Planned Testing and Metrics (Verification of the Entire Game)

In the few weeks before the final demo, we will expand testing as follows:

  1. Beat Map Accuracy
    Using annotated reference beat maps and a Python evaluation script, I will calculate average temporal deviation between auto-generated and human-placed notes. A root mean squared error below 20ms will be required to meet alignment standards for BPM ranges between 50–220.

  2. Gameplay Input Latency
    I will record key press events and game state transitions using an SDL2-based input logger or high-frame-rate video capture. These measurements will quantify the time from physical input to in-game response, with a target latency below 20ms.

  3. Persistent Storage Validation
    Save and reload operations for beat maps will be tested using a hash-diff script that validates structural integrity and data completeness. Changes to the note set must persist across game sessions with no corruption.

  4. Frame Rate Stability
    Using SFML’s internal sf::Clock, I will measure delta time across multiple frames during stress test scenarios (waveform scrolling + playback + note placement). The editor must maintain at least 30 frames per second without frame drops.

  5. Error Handling
    Simulated tests with malformed audio files and corrupted beat map data will validate error-handling routines. The editor must exit gracefully or display user-friendly error dialogs instead of crashing.

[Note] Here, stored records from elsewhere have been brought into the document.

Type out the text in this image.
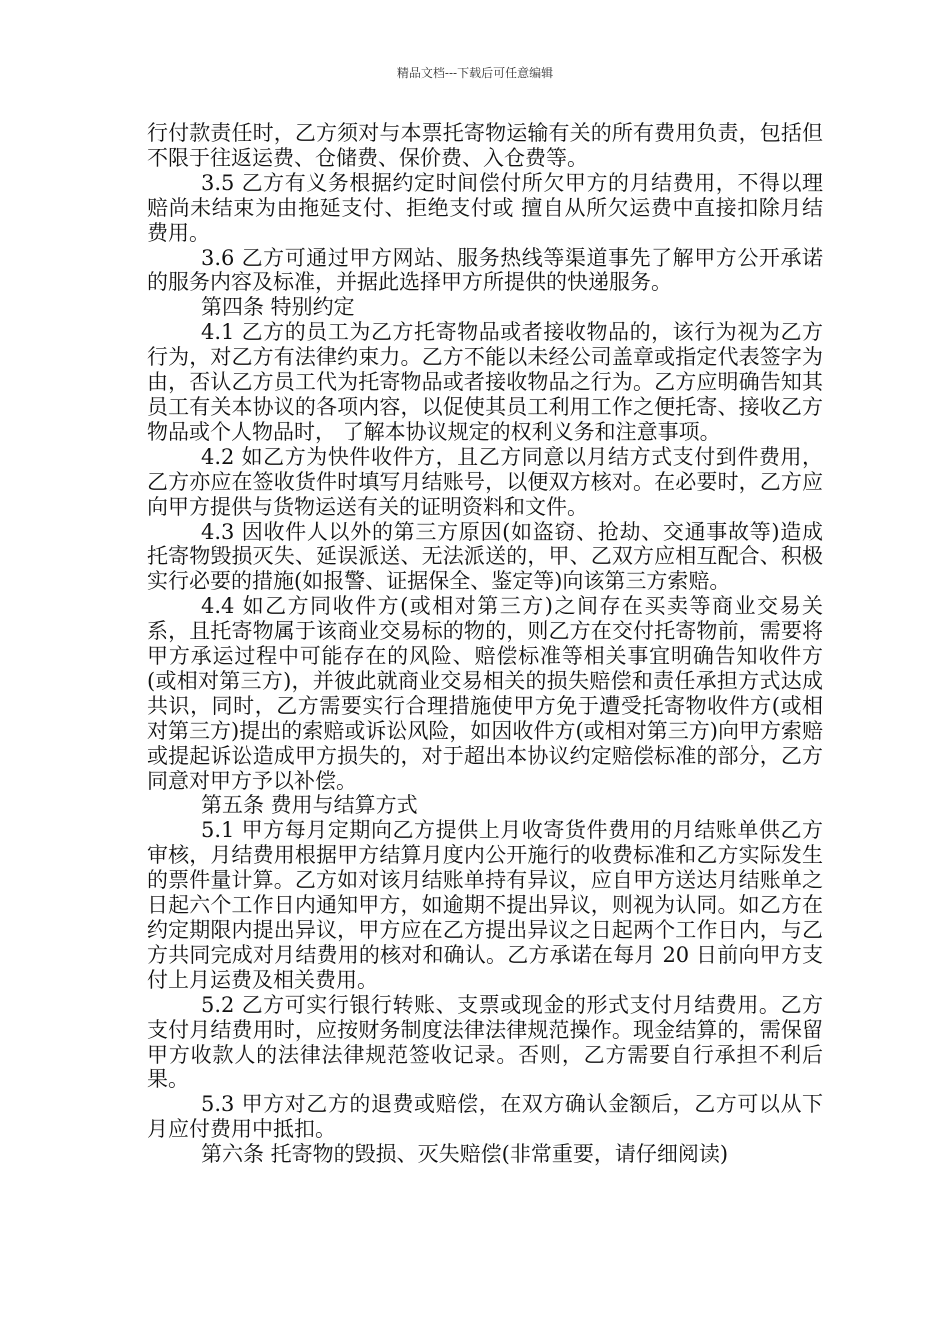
精品文档---下载后可任意编辑

行付款责任时，乙方须对与本票托寄物运输有关的所有费用负责，包括但不限于往返运费、仓储费、保价费、入仓费等。

3.5 乙方有义务根据约定时间偿付所欠甲方的月结费用，不得以理赔尚未结束为由拖延支付、拒绝支付或 擅自从所欠运费中直接扣除月结费用。

3.6 乙方可通过甲方网站、服务热线等渠道事先了解甲方公开承诺的服务内容及标准，并据此选择甲方所提供的快递服务。

第四条 特别约定

4.1 乙方的员工为乙方托寄物品或者接收物品的，该行为视为乙方行为，对乙方有法律约束力。乙方不能以未经公司盖章或指定代表签字为由，否认乙方员工代为托寄物品或者接收物品之行为。乙方应明确告知其员工有关本协议的各项内容，以促使其员工利用工作之便托寄、接收乙方物品或个人物品时， 了解本协议规定的权利义务和注意事项。

4.2 如乙方为快件收件方，且乙方同意以月结方式支付到件费用，乙方亦应在签收货件时填写月结账号，以便双方核对。在必要时，乙方应向甲方提供与货物运送有关的证明资料和文件。

4.3 因收件人以外的第三方原因(如盗窃、抢劫、交通事故等)造成托寄物毁损灭失、延误派送、无法派送的，甲、乙双方应相互配合、积极实行必要的措施(如报警、证据保全、鉴定等)向该第三方索赔。

4.4 如乙方同收件方(或相对第三方)之间存在买卖等商业交易关系，且托寄物属于该商业交易标的物的，则乙方在交付托寄物前，需要将甲方承运过程中可能存在的风险、赔偿标准等相关事宜明确告知收件方(或相对第三方)，并彼此就商业交易相关的损失赔偿和责任承担方式达成共识，同时，乙方需要实行合理措施使甲方免于遭受托寄物收件方(或相对第三方)提出的索赔或诉讼风险，如因收件方(或相对第三方)向甲方索赔或提起诉讼造成甲方损失的，对于超出本协议约定赔偿标准的部分，乙方同意对甲方予以补偿。

第五条 费用与结算方式

5.1 甲方每月定期向乙方提供上月收寄货件费用的月结账单供乙方审核，月结费用根据甲方结算月度内公开施行的收费标准和乙方实际发生的票件量计算。乙方如对该月结账单持有异议，应自甲方送达月结账单之日起六个工作日内通知甲方，如逾期不提出异议，则视为认同。如乙方在约定期限内提出异议，甲方应在乙方提出异议之日起两个工作日内，与乙方共同完成对月结费用的核对和确认。乙方承诺在每月 20 日前向甲方支付上月运费及相关费用。

5.2 乙方可实行银行转账、支票或现金的形式支付月结费用。乙方支付月结费用时，应按财务制度法律法律规范操作。现金结算的，需保留甲方收款人的法律法律规范签收记录。否则，乙方需要自行承担不利后果。

5.3 甲方对乙方的退费或赔偿，在双方确认金额后，乙方可以从下月应付费用中抵扣。

第六条 托寄物的毁损、灭失赔偿(非常重要，请仔细阅读)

Michelle’s Status Report for 4/12

This week, I continued testing and refining the rhythm analysis algorithm. I tested out a second version of the algorithm that more heavily weights the standard deviation of the onset strengths into determining whether to count a peak as a note or not. This version is much more accurate across various tempos, as shown in the figure below. These are the results of testing a self-made single clef piano composition. The first version would have more false positives at a very slow tempo and false negatives at a very fast tempo, the missed notes typically being any 32nd notes or some 16th notes. The second version when tested on the same piece performs much better, only missing a few 32nd notes at very fast tempos.

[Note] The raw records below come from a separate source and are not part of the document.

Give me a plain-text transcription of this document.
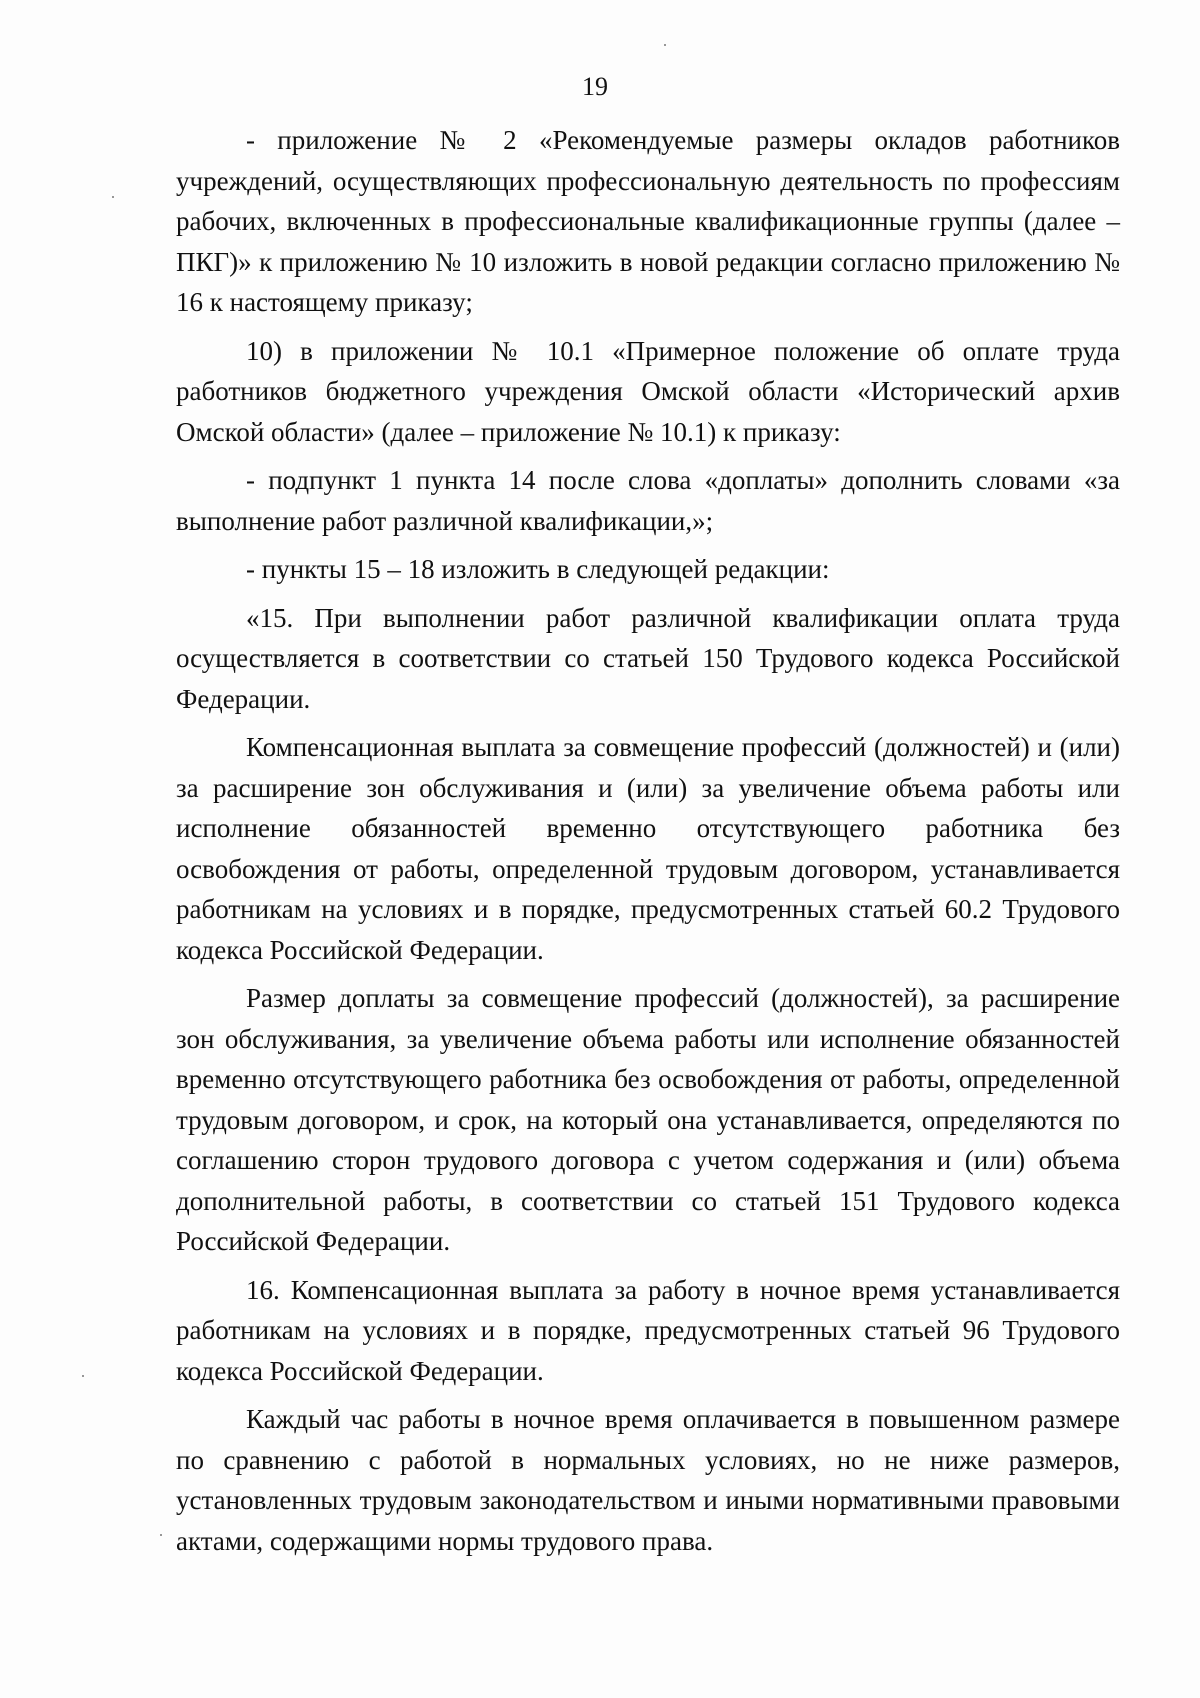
19

- приложение № 2 «Рекомендуемые размеры окладов работников учреждений, осуществляющих профессиональную деятельность по профессиям рабочих, включенных в профессиональные квалификационные группы (далее – ПКГ)» к приложению № 10 изложить в новой редакции согласно приложению № 16 к настоящему приказу;

10) в приложении № 10.1 «Примерное положение об оплате труда работников бюджетного учреждения Омской области «Исторический архив Омской области» (далее – приложение № 10.1) к приказу:

- подпункт 1 пункта 14 после слова «доплаты» дополнить словами «за выполнение работ различной квалификации,»;

- пункты 15 – 18 изложить в следующей редакции:

«15. При выполнении работ различной квалификации оплата труда осуществляется в соответствии со статьей 150 Трудового кодекса Российской Федерации.

Компенсационная выплата за совмещение профессий (должностей) и (или) за расширение зон обслуживания и (или) за увеличение объема работы или исполнение обязанностей временно отсутствующего работника без освобождения от работы, определенной трудовым договором, устанавливается работникам на условиях и в порядке, предусмотренных статьей 60.2 Трудового кодекса Российской Федерации.

Размер доплаты за совмещение профессий (должностей), за расширение зон обслуживания, за увеличение объема работы или исполнение обязанностей временно отсутствующего работника без освобождения от работы, определенной трудовым договором, и срок, на который она устанавливается, определяются по соглашению сторон трудового договора с учетом содержания и (или) объема дополнительной работы, в соответствии со статьей 151 Трудового кодекса Российской Федерации.

16. Компенсационная выплата за работу в ночное время устанавливается работникам на условиях и в порядке, предусмотренных статьей 96 Трудового кодекса Российской Федерации.

Каждый час работы в ночное время оплачивается в повышенном размере по сравнению с работой в нормальных условиях, но не ниже размеров, установленных трудовым законодательством и иными нормативными правовыми актами, содержащими нормы трудового права.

The verification methodology involves creating compositions in MuseScore and generating audio files to test the processing algorithm on. This way, I have an objective truth of the tempo and rhythm and can easily manipulate variables such as the instrument, dynamics, time signature, etc. and see how these affect the accuracy. Additionally, I also test the algorithm using real songs, which often have more noise and more blended sounding notes. Using a Python program, I can run the analysis on a song I uploaded, and playback the song while showing an animation that blinks on the extracted timestamps and record any missed or added notes. To verify that my subsystem meets the design requirements, the algorithm must capture at least 95% of the notes without adding any extra notes of single-instrument songs between 50 and 160 BPM.

Comparing results of V1 and V2 on a piano composition created in MuseScore

I also tested an algorithm that uses a local adaptive threshold instead of a global threshold. This version uses a sliding window so it compares onset strengths more locally, which can allow the algorithm to be more adaptive over the course of a piece especially when there are changes in dynamics. The tradeoff with this is that it can be more susceptible to noise.

I am on track with the project schedule. I think the current version is sufficient for the MVP of this subsystem, so further work will just be more extensive testing and stretch goals for more complex music. I have begun creating more compositions with even more complex rhythms, including time signature changes, which I plan to test this V2 on next week. I also will test the algorithm on pieces with drastic dynamic changes. I plan to play around with the minimum note length more as well. Since V2 is experiencing less false positives, I may be able to decrease this from the current 100ms to accommodate more complex pieces. Additionally, I want to test out a version that uses median absolute deviation instead of standard deviation to see if this outperforms V2. This method will be less sensitive to extreme peaks.